The Vehicle Description
This is where you obtain the car’s specifications from the fourth to the eighth character. Size, body style, transmission, engine, and other factors are among them. Let’s look at what they mean.
Fourth Character: This is where you’ll find model-specific features, such as safety features.
The model’s series is also given as a letter in the fifth character.
Characters six and seven: This is where you learn about body types and styles. These are the characters who will help you in learning whether you have a hatchback or a convertible.
Eighth Character: This is where you obtain the engine size, and a letter, same as the fifth character. Since the car is specifically detailed for you, this is where you get details on the proper spare parts for your car between the fourth and eighth letters.

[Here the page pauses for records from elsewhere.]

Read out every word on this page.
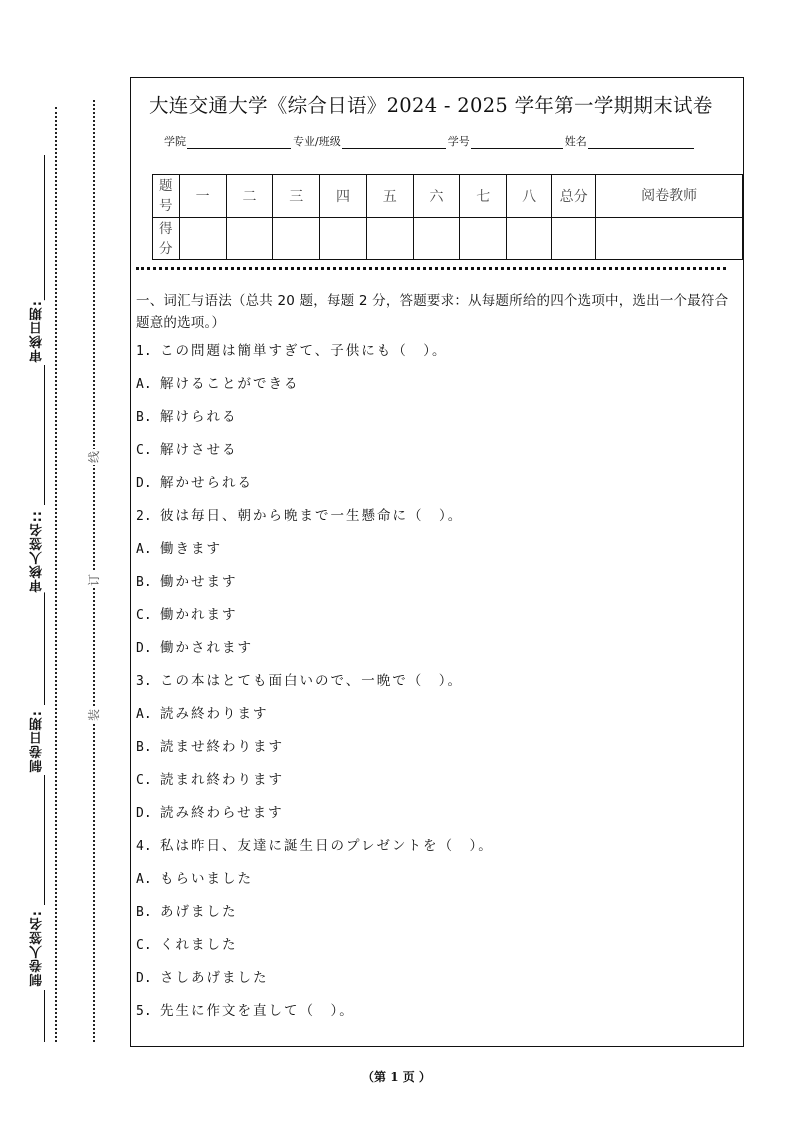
审核日期:
审核人签名::
制卷日期:
制卷人签名:
线
订
装
大连交通大学《综合日语》2024 - 2025 学年第一学期期末试卷
学院	专业/班级	学号	姓名
题号	一	二	三	四	五	六	七	八	总分	阅卷教师
得分										
一、词汇与语法（总共 20 题，每题 2 分，答题要求：从每题所给的四个选项中，选出一个最符合题意的选项。）
1. この問題は簡単すぎて、子供にも（　）。
A. 解けることができる
B. 解けられる
C. 解けさせる
D. 解かせられる
2. 彼は毎日、朝から晩まで一生懸命に（　）。
A. 働きます
B. 働かせます
C. 働かれます
D. 働かされます
3. この本はとても面白いので、一晩で（　）。
A. 読み終わります
B. 読ませ終わります
C. 読まれ終わります
D. 読み終わらせます
4. 私は昨日、友達に誕生日のプレゼントを（　）。
A. もらいました
B. あげました
C. くれました
D. さしあげました
5. 先生に作文を直して（　）。
（第 1 页 ）
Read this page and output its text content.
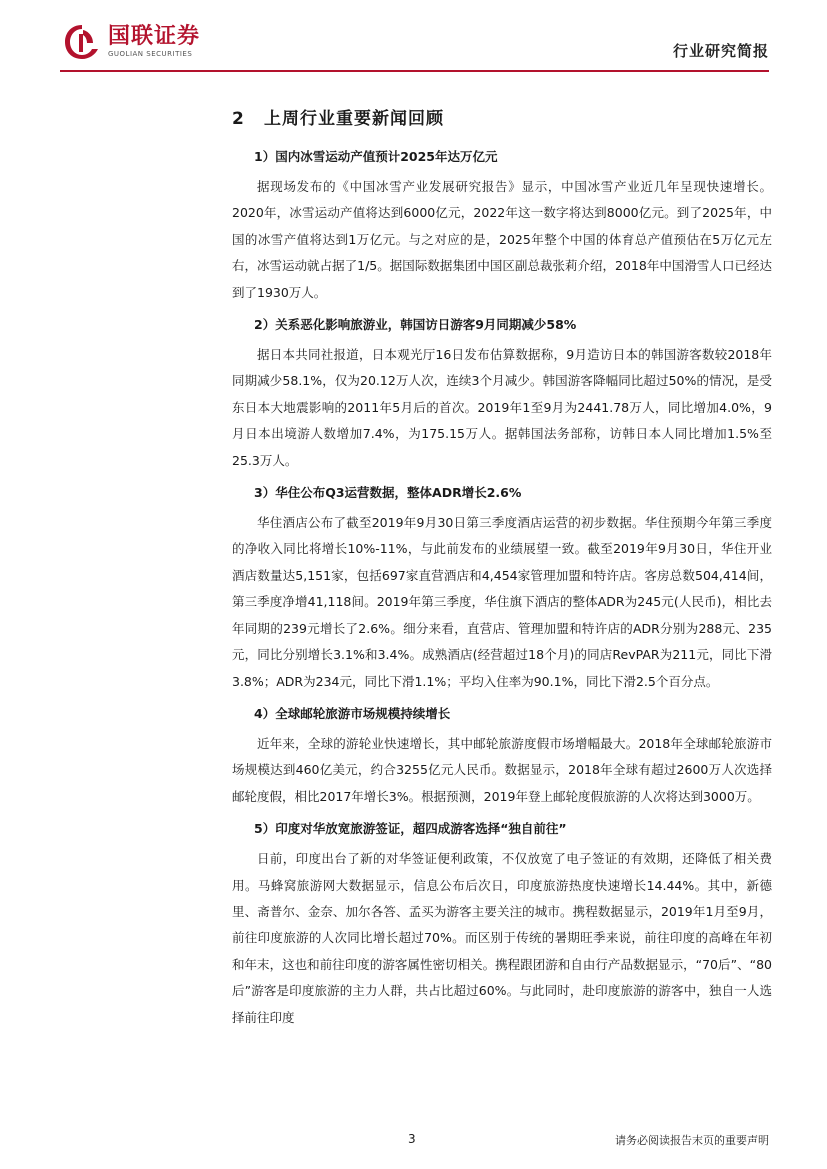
国联证券
GUOLIAN SECURITIES	行业研究简报
2 上周行业重要新闻回顾
1）国内冰雪运动产值预计2025年达万亿元

据现场发布的《中国冰雪产业发展研究报告》显示，中国冰雪产业近几年呈现快速增长。2020年，冰雪运动产值将达到6000亿元，2022年这一数字将达到8000亿元。到了2025年，中国的冰雪产值将达到1万亿元。与之对应的是，2025年整个中国的体育总产值预估在5万亿元左右，冰雪运动就占据了1/5。据国际数据集团中国区副总裁张莉介绍，2018年中国滑雪人口已经达到了1930万人。

2）关系恶化影响旅游业，韩国访日游客9月同期减少58%

据日本共同社报道，日本观光厅16日发布估算数据称，9月造访日本的韩国游客数较2018年同期减少58.1%，仅为20.12万人次，连续3个月减少。韩国游客降幅同比超过50%的情况，是受东日本大地震影响的2011年5月后的首次。2019年1至9月为2441.78万人，同比增加4.0%，9月日本出境游人数增加7.4%，为175.15万人。据韩国法务部称，访韩日本人同比增加1.5%至25.3万人。

3）华住公布Q3运营数据，整体ADR增长2.6%

华住酒店公布了截至2019年9月30日第三季度酒店运营的初步数据。华住预期今年第三季度的净收入同比将增长10%-11%，与此前发布的业绩展望一致。截至2019年9月30日，华住开业酒店数量达5,151家，包括697家直营酒店和4,454家管理加盟和特许店。客房总数504,414间，第三季度净增41,118间。2019年第三季度，华住旗下酒店的整体ADR为245元(人民币)，相比去年同期的239元增长了2.6%。细分来看，直营店、管理加盟和特许店的ADR分别为288元、235元，同比分别增长3.1%和3.4%。成熟酒店(经营超过18个月)的同店RevPAR为211元，同比下滑3.8%；ADR为234元，同比下滑1.1%；平均入住率为90.1%，同比下滑2.5个百分点。

4）全球邮轮旅游市场规模持续增长

近年来，全球的游轮业快速增长，其中邮轮旅游度假市场增幅最大。2018年全球邮轮旅游市场规模达到460亿美元，约合3255亿元人民币。数据显示，2018年全球有超过2600万人次选择邮轮度假，相比2017年增长3%。根据预测，2019年登上邮轮度假旅游的人次将达到3000万。

5）印度对华放宽旅游签证，超四成游客选择“独自前往”

日前，印度出台了新的对华签证便利政策，不仅放宽了电子签证的有效期，还降低了相关费用。马蜂窝旅游网大数据显示，信息公布后次日，印度旅游热度快速增长14.44%。其中，新德里、斋普尔、金奈、加尔各答、孟买为游客主要关注的城市。携程数据显示，2019年1月至9月，前往印度旅游的人次同比增长超过70%。而区别于传统的暑期旺季来说，前往印度的高峰在年初和年末，这也和前往印度的游客属性密切相关。携程跟团游和自由行产品数据显示，“70后”、“80后”游客是印度旅游的主力人群，共占比超过60%。与此同时，赴印度旅游的游客中，独自一人选择前往印度

3	请务必阅读报告末页的重要声明
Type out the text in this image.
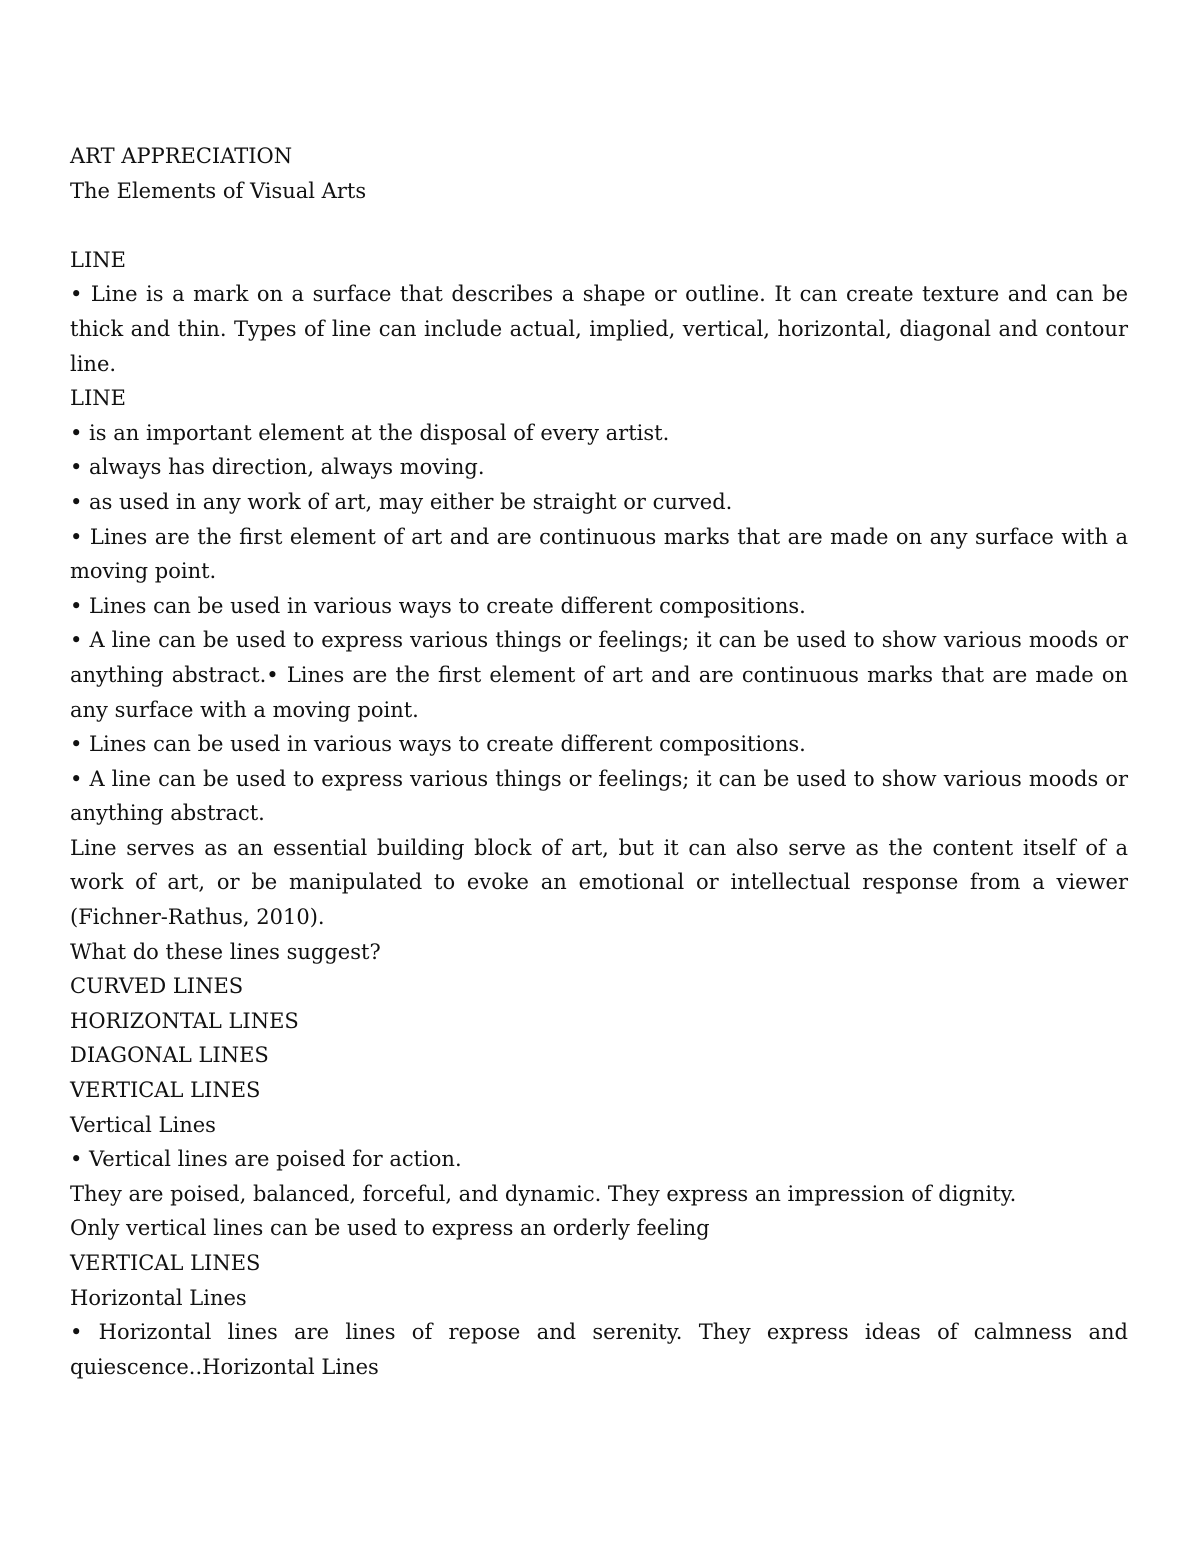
ART APPRECIATION

The Elements of Visual Arts

LINE

• Line is a mark on a surface that describes a shape or outline. It can create texture and can be thick and thin. Types of line can include actual, implied, vertical, horizontal, diagonal and contour line.

LINE

• is an important element at the disposal of every artist.

• always has direction, always moving.

• as used in any work of art, may either be straight or curved.

• Lines are the first element of art and are continuous marks that are made on any surface with a moving point.

• Lines can be used in various ways to create different compositions.

• A line can be used to express various things or feelings; it can be used to show various moods or anything abstract.• Lines are the first element of art and are continuous marks that are made on any surface with a moving point.

• Lines can be used in various ways to create different compositions.

• A line can be used to express various things or feelings; it can be used to show various moods or anything abstract.

Line serves as an essential building block of art, but it can also serve as the content itself of a work of art, or be manipulated to evoke an emotional or intellectual response from a viewer (Fichner-Rathus, 2010).

What do these lines suggest?

CURVED LINES

HORIZONTAL LINES

DIAGONAL LINES

VERTICAL LINES

Vertical Lines

• Vertical lines are poised for action.

They are poised, balanced, forceful, and dynamic. They express an impression of dignity.

Only vertical lines can be used to express an orderly feeling

VERTICAL LINES

Horizontal Lines

• Horizontal lines are lines of repose and serenity. They express ideas of calmness and quiescence..Horizontal Lines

Because it is the checking digit, the ninth digit is extremely important. It will inform you whether the VIN is genuine or not. It uses a complex mathematical formula with a five-step procedure. You’ll need to use an online decoder because of this character.
The Year of Manufacture
The model’s year is found on the eleventh page. It could be a number or a letter. Between 1980 and 2000, the cars only had letters A to Z, apart from I, O, Q, U, and Z. This is to avoid any confusion with the numerals 0, 1, and 2.
Cars had numbers 1 to 9 from 2001 to 2009. We’ve been using alphabets again since 2010, and we’ll continue to do so till 2030. If you buy a car produced in 2020 or 2021, you will receive a L or M.
The Manufacturer’s Plant
This is the fault of the 11th character. It’ll show you where the car was put together before being sent.
The Serial Number
You obtain it from the 12th to the last character. It’s the number assigned to the car on the assembly line. You might not need it very often, but if you need to know if the car was changed in any way during production.
You may discover more about the history of the figures in addition to what they represent. If the car is brand new, this may not be an issue, but there will be more to learn about old cars. You’ll need to use a powerful web decoder to get all of that information.
Before feeding the number, make sure the decoder you’re using supports your region. If you need to double-check the information, you can decode it on several systems. You may comprehend the essence of the characters, but you will need help in interpreting them to avoid wasting time.